Metabolism: Tramadol: Extensively metabolised in the liver via N- and O-demethylation by CYP3A4 and CYP2D6 isoenzymes and by glucuronidation and sulfation; O-desmethyltramadol (M1) is the active metabolite formed by CYP2D6. Paracetamol: Metabolised primarily in the liver via glucuronidation and sulfation to glucuronide and sulfate conjugates.
Excretion: Tramadol: Via urine (approx 30% as unchanged drug, 60% as metabolites). Elimination half-life: Approx 6 hours (tramadol); approx 7.4 ± 1.4 hours (active metabolite). Paracetamol: Via urine (<5% as unchanged drug; 60-80% as glucuronide metabolites; 20-30% as sulfate metabolites; approx 8% as cysteine and mercapturic acid metabolite). Elimination half-life: Approx 2-3 hours.

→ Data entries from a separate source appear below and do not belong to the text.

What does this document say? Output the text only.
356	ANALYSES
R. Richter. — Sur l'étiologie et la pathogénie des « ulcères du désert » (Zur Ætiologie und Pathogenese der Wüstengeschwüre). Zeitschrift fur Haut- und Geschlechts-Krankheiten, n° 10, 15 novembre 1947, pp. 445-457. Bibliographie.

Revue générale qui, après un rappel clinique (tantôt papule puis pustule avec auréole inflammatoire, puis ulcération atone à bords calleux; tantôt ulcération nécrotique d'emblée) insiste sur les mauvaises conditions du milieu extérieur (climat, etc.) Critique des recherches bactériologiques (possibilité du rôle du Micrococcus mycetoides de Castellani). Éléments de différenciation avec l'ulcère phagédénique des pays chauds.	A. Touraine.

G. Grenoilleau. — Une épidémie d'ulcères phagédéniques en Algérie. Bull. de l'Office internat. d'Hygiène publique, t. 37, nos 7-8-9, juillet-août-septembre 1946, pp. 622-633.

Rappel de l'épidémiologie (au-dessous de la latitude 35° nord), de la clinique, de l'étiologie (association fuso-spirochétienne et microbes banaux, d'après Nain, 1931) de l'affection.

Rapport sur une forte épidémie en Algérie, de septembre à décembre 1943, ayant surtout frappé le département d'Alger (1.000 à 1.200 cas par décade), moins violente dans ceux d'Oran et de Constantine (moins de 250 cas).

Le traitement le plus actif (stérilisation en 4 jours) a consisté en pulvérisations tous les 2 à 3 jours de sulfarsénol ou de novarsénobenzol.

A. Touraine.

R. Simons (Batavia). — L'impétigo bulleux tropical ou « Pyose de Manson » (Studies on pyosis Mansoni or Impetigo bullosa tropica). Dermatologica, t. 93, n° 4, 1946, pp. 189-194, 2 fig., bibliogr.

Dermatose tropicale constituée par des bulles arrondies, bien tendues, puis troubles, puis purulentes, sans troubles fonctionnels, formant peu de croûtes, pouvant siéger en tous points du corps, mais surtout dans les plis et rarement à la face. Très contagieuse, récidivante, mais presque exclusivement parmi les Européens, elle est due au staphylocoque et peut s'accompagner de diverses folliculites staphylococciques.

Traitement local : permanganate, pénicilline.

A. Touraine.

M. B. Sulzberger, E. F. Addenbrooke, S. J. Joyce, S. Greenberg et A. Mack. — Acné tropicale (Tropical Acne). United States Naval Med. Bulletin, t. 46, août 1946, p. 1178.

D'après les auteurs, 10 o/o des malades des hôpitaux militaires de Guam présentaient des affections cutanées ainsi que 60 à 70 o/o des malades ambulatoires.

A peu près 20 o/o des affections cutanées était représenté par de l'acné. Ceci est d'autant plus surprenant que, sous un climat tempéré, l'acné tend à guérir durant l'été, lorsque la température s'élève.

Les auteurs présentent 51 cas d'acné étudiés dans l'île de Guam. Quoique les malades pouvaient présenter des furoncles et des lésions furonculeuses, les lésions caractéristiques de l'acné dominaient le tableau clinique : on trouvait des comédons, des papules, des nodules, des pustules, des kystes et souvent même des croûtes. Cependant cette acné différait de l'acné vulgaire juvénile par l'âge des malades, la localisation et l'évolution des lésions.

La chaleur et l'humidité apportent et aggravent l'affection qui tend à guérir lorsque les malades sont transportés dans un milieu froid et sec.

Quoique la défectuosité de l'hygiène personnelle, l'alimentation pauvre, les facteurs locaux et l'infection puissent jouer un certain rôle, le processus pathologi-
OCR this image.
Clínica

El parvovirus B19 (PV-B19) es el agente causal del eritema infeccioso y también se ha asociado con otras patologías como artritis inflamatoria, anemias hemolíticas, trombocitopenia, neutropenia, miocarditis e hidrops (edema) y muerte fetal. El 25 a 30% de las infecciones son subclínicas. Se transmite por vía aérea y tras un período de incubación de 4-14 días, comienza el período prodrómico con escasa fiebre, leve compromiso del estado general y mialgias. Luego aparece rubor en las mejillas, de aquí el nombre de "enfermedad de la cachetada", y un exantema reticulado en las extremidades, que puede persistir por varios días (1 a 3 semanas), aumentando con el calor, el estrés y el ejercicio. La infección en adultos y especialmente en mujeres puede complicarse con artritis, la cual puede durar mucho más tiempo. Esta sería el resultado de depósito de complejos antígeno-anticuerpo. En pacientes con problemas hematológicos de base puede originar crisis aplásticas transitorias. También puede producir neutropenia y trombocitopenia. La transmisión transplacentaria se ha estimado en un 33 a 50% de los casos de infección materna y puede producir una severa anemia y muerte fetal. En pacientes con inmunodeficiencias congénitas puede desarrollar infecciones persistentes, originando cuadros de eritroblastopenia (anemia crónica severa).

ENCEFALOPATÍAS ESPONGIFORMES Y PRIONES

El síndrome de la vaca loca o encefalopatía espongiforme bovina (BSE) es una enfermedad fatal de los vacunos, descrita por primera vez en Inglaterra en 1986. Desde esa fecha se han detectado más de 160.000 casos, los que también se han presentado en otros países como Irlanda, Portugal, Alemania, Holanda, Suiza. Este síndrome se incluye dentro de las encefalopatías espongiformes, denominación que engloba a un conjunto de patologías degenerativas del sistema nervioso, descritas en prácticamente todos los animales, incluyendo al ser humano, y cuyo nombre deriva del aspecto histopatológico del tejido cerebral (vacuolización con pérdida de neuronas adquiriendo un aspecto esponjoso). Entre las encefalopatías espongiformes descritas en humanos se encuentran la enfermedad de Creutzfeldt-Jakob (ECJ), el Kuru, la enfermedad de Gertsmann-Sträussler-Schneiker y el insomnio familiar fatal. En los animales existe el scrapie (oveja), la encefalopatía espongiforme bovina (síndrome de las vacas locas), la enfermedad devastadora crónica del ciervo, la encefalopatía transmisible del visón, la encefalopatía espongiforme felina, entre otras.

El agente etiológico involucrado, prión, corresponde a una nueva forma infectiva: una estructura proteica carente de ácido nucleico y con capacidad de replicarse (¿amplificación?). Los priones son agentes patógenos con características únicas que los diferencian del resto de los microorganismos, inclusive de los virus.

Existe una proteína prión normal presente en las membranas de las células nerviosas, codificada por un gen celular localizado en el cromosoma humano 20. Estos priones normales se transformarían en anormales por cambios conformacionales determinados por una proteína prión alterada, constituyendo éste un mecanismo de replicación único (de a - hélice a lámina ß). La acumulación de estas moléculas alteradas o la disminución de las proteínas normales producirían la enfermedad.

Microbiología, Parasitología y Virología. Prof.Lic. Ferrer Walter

Oral: Conventional/film-coated tab: Store below 30°C. Effervescent tab: Store below 30°C. Protect from moisture.

Analgesics (Non-Opioid) & Antipyretics / Analgesics (Opioid)

N02BE01 - paracetamol ; Belongs to the class of anilide preparations. Used to relieve pain and fever.
N02AX02 - tramadol ; Belongs to the class of other opioids. Used to relieve pain.